Tilbourg, 1777 – Berlicum, 1847

 

Un cryptoportique sur le mont Palatin, vers 1810

 

Aquarelle

350 x 485 mm

 

 

Fils de peintre, frère et père de plusieurs artistes, Joseph Auguste Knip est le mieux connu d’une dynastie de peintres du Brabant septentrional. Knip accomplit sa formation à Den Bosch dans l’atelier de son père, peintre en papiers peints. En 1801, l’artiste se rend à Paris pour parfaire sa formation et de lui permettre d’améliorer sa situation matérielle. Spécialisé dans la réalisation de paysages à la gouache, l’artiste se fait apprécier d’artistes comme Gérard, Bidault ou Van Spaendonck, qui appuient, en 1807, sa candidature au Prix de Rome néerlandais créé cette même année par Louis Napoléon. Grâce à cette bourse, Knip passe alors deux ans en Italie à partir de l’automne 1809. En septembre 1812, il rentre aux Pays-Bas où il se fixe à Bois-le-Duc et entame une carrière de paysagiste, se servant des dessins exécutés lors de son voyage en Italie pour réaliser des tableaux ou de grands dessins achevés, prévus pour la vente.
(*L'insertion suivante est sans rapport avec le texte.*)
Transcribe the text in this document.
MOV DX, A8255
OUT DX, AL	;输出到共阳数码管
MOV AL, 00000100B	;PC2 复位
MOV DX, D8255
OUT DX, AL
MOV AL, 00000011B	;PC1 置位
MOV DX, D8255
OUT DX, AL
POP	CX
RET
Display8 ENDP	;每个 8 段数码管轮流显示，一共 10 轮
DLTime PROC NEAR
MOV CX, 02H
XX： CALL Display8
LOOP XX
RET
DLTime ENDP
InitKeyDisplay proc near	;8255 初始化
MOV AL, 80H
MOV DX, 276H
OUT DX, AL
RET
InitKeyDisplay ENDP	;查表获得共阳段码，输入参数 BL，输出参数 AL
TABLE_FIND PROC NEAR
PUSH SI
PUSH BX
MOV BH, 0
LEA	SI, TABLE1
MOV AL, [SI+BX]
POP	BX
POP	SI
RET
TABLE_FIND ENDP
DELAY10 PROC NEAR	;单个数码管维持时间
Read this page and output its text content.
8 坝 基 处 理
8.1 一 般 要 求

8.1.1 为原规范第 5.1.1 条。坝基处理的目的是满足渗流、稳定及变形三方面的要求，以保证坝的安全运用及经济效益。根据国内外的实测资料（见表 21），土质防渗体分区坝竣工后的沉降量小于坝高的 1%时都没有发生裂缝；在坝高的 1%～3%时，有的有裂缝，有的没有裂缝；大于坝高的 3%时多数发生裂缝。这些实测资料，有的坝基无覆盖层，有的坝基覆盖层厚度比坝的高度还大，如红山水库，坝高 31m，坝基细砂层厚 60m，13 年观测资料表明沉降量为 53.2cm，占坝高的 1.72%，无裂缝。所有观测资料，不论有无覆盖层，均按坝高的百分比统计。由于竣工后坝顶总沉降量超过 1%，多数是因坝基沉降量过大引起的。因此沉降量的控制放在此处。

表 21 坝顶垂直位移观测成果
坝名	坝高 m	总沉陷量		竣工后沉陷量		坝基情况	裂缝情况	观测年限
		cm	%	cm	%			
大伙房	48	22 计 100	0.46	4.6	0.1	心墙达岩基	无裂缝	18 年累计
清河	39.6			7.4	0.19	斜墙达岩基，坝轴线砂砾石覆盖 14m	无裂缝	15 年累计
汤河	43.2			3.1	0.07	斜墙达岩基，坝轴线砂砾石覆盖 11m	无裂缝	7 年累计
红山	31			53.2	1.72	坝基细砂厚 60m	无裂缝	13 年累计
En 1823, Knip revient à Paris où il restera jusqu’en 1827, lorsqu’il perd la vue d’un œil. Il se fixe ensuite définitivement aux Pays-Bas mais cesse peu à peu de peindre et devient définitivement aveugle en 1832.

 

Les trois années que Knip passent en Italie seront exclusivement consacrées à la peinture et au dessin « d’après nature ». A la fin de son séjour, l’artiste a réuni près de 500 dessins et 80 huiles sur papier : des paysages, des vues mais aussi des études de monuments ou de costumes, de ruines, de plantes. Notre dessin est une de ces œuvres et représente un cryptoportique antique, très probablement sur le mont Palatin. Couloir voûté souterrain, généralement implanté pour soutenir un bâtiment ou pour compenser des dénivellations de terrain, le cryptoportique, une structure typiquement romaine, pouvait servir de promenade fraîche aux heures chaudes ou à la conservation de denrées périssables. Cette aquarelle, aux teintes délicates, marquée par une grande précision d’écriture, est typique des dessins exécutés par l’artiste durant son séjour romain. L’enchevêtrement des structures que Knip décrit est animé par de petits personnages apportant une remarquable fraîcheur réaliste qui contraste avec l’intensité de l’observation et le soin apporté à l’exécution.